Tous les combats que j'ai livré contre les criminels se retracent dans mon esprit d'une nouvelle manière. Si j'avais été mordu ne serait-ce qu'une seule fois, j'imagine sans mal l'état de vulnérabilité dans lequel j'aurais fini... 

Je frémis. Les images de leurs canines me déchiquetant les membres et la gorge affluent à nouveau. Le serpent chauffe mon mollet comme si le démon lisait en moi. J'inspire lentement pour ne pas laisser mon cœur s'emballer et garder le contrôle. 

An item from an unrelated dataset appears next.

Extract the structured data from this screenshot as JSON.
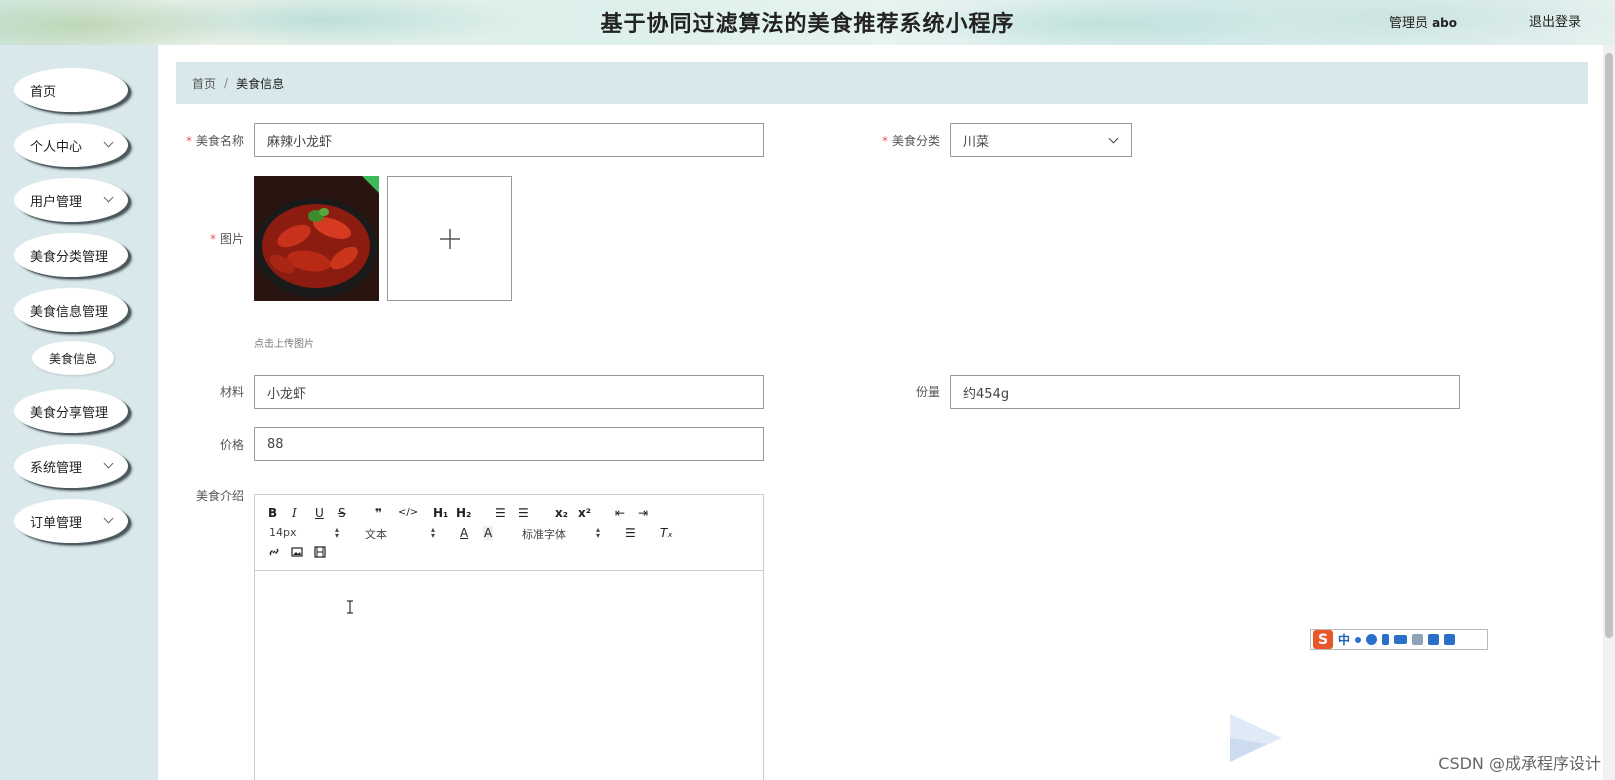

La réalité est indéniable : chaque fois qu'un vampire se tiendra devant moi, criminel ou personne lambda, je serai terrifié à l'idée d'être mordu. Je vais devoir redoubler d'efforts pour me maîtriser. Je réprime un soupir nerveux. Mon thé me manque.

― Un homme comme moi n'a rien à faire avec eux, fais-je sur un ton monocorde. Ce n'est même plus un choix, à mon niveau.

― Bien sûr. Désolé, c'était une question bête.

Je plisse les yeux sur lui. Son expression s'est encore affaissée. L'intensité de sa peine m'interpelle. S'il ne passait pas tout ce temps à l'église et qu'il n'était pas aussi décontracté à l'intérieur, j'aurais presque pu penser qu'il... 

DING DONG. Nous nous retournons brusquement vers la baie vitrée du salon. Matthew a l'air aussi surpris que moi. Son étonnement se mue en méfiance.

― Une balade en forêt en m'attendant, ça te dirait ? Je reviens vite.